“OK, we’re looking at that robot next to the black hole and he looks smaller to us because of space compression down there. I get that. But when the robot looks back at us do we look bigger?”
We’re walking off a couple of Eddie’s large pizzas. “Sorry, Mr Feder, it’s not that simple. Multiple effects are in play but only two are magnifiers.”
“What isn’t?”
“Perspective for one. That works the same in both directions — the image of an object shrinks in direct proportion to how far away it is. Relativity has nothing to do with that principle.”
“That makes sense, but we’re talking black holes. What does relativity do?”
“Several things, but it’s complicated.”
“Of course it is.”
“OK, you know the difference between General and Special Relativity?”
“Yeah, right, we learned that in kindergarten. C’mon.”
“Well, the short story is that General Relativity effects depend on where you are and Special Relativity effects depend on how fast you’re going. GR says that the scale of space is compressed near a massive object. That’s the effect that makes our survey robot appear to shrink as it approaches a black hole. GR leaves the scale of our space larger than the robot’s. Robot looks back at us, factors out the effect of perspective, and reports that we appear to have grown. But there’s the color thing, too.”
“Color thing?”
“Think about two photons, say 700-nanometer red light, emitted by some star on the other side of our black hole. One photon slides past it. We detect that one as red light. The other photon hits our robot’s photosensor down in the gravity well. What color does the robot see?”
“It’s not red, ’cause otherwise you wouldn’t’ve asked me the question.”
“Check.”
“Robot’s down there where space is compressed… Does the lightwave get compressed, too?”
“Yup. It’s called gravitational blue shift. Like anything else, a photon heading towards a massive object loses gravitational potential energy. Rocks and such make up for that loss by speeding up and gaining kinetic energy. Light’s already at the speed limit so to keep the accounts balanced the photon’s own energy increases — its wavelength gets shorter and the color shifts blue-ward. Depending on where the robot is, that once-red photon could look green or blue or even X-ray-colored.”
“So the robot sees us bigger and blue-ish like.”“But GR’s not the only player. Special Relativity’s in there, too.”

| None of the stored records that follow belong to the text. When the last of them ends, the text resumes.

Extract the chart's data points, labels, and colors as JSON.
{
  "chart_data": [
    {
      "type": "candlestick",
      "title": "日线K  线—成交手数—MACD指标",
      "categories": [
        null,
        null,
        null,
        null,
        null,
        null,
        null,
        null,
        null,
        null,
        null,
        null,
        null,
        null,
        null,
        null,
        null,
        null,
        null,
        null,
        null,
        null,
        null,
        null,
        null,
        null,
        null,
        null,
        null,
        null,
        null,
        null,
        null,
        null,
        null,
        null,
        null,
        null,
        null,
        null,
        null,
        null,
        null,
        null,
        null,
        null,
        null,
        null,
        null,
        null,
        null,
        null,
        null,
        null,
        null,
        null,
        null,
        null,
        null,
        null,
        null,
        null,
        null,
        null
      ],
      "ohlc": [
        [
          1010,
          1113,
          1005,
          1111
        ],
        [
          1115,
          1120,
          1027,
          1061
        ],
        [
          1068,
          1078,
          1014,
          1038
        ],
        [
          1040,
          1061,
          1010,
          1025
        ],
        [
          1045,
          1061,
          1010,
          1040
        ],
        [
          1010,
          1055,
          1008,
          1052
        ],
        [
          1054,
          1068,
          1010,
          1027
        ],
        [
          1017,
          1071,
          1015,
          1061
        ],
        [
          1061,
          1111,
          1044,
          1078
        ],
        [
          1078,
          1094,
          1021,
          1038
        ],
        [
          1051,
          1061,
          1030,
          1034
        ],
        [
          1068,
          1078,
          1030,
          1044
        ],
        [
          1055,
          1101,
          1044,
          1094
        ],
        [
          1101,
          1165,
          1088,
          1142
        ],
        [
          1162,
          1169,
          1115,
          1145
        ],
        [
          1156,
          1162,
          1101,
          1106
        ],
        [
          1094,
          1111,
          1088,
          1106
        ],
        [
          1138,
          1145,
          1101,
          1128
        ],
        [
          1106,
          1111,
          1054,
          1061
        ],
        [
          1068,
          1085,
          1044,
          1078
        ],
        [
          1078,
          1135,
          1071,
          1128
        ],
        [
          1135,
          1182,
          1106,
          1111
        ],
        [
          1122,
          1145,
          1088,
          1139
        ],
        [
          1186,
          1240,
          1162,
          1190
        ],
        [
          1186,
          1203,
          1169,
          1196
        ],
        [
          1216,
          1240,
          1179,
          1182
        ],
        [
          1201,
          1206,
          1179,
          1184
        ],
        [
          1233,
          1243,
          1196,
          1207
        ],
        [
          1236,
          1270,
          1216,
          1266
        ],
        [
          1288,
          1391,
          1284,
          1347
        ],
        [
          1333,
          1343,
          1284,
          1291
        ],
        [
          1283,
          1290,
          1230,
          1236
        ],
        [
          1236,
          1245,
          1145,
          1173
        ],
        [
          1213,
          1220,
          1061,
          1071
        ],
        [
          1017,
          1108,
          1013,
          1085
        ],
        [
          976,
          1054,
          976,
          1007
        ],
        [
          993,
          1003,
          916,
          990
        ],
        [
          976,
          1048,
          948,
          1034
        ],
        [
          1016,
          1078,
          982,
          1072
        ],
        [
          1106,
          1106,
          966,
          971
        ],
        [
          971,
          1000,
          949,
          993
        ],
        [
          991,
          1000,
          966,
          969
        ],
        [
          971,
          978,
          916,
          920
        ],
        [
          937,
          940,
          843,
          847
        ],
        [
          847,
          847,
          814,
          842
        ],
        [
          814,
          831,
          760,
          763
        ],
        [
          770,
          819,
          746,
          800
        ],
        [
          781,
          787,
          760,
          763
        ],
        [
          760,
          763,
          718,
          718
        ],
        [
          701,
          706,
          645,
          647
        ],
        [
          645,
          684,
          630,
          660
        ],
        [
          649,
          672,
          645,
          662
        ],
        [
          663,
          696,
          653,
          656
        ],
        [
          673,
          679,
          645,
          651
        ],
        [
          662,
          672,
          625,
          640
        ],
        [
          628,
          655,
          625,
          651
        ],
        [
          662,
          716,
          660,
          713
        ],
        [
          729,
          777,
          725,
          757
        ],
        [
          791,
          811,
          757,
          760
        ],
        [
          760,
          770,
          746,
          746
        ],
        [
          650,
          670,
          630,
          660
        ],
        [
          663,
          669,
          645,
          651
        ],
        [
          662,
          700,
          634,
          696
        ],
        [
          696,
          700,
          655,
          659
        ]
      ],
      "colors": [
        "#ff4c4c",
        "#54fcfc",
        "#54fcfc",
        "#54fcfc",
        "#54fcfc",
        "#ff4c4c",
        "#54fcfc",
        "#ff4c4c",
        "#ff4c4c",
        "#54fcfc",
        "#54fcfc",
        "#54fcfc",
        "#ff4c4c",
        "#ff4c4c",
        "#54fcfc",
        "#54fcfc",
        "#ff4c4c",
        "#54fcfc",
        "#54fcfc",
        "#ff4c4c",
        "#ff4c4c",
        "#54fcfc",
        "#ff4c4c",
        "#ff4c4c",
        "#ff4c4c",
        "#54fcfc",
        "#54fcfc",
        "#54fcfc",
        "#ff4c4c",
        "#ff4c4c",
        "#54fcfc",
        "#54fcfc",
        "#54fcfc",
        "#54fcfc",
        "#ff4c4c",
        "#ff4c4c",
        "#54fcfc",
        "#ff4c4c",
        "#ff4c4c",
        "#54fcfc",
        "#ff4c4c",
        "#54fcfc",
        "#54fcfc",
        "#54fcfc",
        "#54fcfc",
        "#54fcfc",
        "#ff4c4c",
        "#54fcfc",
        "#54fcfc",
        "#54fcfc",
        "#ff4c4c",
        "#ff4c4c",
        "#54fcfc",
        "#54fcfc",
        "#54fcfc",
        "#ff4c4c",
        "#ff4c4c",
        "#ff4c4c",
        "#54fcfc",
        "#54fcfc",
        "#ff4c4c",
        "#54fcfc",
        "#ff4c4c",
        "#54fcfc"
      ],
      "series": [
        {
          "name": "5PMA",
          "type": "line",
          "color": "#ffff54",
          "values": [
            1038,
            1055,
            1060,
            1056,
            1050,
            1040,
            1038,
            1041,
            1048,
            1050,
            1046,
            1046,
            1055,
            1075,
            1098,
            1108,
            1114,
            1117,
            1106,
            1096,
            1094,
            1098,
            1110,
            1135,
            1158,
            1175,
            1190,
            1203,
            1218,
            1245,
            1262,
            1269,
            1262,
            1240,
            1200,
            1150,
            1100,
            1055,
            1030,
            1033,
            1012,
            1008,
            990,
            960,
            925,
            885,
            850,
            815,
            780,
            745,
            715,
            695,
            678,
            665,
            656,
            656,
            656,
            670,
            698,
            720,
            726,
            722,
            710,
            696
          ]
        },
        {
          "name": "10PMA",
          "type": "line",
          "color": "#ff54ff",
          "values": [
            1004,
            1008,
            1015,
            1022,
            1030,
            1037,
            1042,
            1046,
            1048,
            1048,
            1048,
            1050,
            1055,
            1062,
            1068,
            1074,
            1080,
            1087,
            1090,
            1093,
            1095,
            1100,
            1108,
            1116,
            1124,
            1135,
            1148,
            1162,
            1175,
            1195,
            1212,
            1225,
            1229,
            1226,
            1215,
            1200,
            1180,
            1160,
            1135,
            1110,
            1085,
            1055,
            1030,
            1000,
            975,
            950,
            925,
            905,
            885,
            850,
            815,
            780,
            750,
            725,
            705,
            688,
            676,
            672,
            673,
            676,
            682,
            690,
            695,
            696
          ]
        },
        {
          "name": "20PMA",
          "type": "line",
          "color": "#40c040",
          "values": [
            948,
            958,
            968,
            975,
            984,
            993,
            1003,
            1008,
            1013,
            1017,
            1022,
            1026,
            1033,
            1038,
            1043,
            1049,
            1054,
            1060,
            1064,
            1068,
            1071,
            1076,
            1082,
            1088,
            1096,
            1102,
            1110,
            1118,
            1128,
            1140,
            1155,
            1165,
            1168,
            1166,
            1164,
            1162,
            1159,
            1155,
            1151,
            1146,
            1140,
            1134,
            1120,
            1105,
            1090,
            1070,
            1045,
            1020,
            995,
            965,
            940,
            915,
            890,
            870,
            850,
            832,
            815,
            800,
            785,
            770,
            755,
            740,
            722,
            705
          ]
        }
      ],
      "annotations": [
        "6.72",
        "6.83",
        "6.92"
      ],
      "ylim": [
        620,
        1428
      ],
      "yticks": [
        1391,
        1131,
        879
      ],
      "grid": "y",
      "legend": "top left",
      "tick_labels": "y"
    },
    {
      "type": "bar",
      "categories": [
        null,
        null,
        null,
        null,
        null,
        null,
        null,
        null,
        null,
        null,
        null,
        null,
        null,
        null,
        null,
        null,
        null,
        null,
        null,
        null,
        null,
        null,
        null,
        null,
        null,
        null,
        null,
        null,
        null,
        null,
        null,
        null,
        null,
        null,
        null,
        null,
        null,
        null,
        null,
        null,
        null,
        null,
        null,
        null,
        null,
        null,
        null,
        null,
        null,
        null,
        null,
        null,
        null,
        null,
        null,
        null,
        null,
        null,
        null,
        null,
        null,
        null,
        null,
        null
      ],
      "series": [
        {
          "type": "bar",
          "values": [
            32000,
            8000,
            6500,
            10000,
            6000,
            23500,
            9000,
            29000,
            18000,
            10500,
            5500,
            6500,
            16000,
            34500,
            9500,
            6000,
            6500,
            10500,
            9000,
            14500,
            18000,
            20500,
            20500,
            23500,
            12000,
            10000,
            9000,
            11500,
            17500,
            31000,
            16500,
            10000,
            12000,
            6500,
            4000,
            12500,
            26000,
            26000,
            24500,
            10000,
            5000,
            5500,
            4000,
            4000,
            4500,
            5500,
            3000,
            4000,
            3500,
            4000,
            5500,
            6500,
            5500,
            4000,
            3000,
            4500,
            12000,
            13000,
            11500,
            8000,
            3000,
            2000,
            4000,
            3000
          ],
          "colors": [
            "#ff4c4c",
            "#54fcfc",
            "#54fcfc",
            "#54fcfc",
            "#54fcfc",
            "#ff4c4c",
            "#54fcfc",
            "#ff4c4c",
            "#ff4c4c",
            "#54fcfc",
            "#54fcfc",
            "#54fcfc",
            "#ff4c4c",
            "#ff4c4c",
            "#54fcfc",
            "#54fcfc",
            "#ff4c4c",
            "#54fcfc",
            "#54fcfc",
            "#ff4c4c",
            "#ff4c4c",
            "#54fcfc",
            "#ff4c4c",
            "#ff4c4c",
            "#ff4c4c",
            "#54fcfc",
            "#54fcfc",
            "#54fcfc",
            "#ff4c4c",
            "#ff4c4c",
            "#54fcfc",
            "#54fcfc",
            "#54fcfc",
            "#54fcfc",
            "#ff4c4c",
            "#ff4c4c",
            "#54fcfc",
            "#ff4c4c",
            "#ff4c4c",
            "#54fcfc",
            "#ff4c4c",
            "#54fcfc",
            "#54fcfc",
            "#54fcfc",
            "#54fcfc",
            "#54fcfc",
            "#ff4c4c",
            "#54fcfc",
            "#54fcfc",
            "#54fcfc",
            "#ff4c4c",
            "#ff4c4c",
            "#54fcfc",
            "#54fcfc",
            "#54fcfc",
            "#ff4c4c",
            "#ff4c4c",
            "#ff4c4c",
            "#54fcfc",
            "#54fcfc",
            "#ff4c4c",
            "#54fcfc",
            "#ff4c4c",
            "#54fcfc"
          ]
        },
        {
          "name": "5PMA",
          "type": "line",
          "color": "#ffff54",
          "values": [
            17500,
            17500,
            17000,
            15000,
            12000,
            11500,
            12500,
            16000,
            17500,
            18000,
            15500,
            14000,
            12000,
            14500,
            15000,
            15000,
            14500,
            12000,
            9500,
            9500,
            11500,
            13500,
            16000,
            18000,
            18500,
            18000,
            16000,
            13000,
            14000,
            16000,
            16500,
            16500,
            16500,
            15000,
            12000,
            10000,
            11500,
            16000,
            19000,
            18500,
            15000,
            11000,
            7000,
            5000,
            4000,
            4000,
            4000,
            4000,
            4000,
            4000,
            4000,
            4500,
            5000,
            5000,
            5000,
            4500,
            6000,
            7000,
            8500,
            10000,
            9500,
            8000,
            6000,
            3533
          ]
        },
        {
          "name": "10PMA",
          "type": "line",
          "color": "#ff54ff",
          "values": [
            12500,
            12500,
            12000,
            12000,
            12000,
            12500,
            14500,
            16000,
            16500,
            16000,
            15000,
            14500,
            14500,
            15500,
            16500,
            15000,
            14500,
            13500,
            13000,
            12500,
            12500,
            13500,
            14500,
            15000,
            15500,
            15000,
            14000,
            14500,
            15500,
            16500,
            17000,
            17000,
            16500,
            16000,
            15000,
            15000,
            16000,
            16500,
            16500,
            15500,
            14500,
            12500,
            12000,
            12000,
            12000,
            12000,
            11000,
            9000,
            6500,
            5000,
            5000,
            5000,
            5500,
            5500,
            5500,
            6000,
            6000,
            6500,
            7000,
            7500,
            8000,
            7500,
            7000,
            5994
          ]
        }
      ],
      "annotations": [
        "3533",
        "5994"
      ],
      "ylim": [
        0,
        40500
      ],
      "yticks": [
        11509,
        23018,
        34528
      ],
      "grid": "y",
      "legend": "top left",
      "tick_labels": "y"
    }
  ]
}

“Maybe our robot’s standing still.”
“Can’t, once it gets close enough. Inside about 1½ diameters there’s no stable orbit around the black hole, and of course inside the event horizon anything not disintegrated will be irresistibly drawn inward at ever-increasing velocity. Sooner or later, our poor robot is going to be moving at near lightspeed.”
“Which is when Special Relativity gets into the game?”
“Mm-hm. Suppose we’ve sent in a whole parade of robots and somehow they maintain position in an arc so that they’re all in view of the lead robot. The leader, we’ll call it RP-73, is deepest in the gravity well and falling just shy of lightspeed. Gravity’s weaker further out — trailing followers fall slower. When RP-73 looks back, what will it see?”
“Leaving aside the perspective and GR effects? I dunno, you tell me.”
“Well, we’ve got another flavor of red-shift/blue-shift. Speedy RP-73 records a stretched-out version of lightwaves coming from its slower-falling followers, so so it sees their colors shifted towards the red, just the opposite of the GR effect. Then there’s dimming — the robots in the back are sending out n photons per second but because of the speed difference, their arrival rate at RP-73 is lower. But the most interesting effect is relativistic aberration.”
“OK, I’ll bite.”
“Start off by having RP-73 look forward. Going super-fast, it intercepts more oncoming photons than it would standing still.”
“Bet they look blue to it, and really bright.”
“Right on. In fact, its whole field of view contracts towards its line of flight. The angular distortion continues all the way around. Rearward objects appear to swell.”
“So yeah, we’d look bigger.”
“And redder. If RP-73 is falling fast enough.”
~~ Rich Olcott
- Thanks to Timothy Heyer for the question that inspired this post.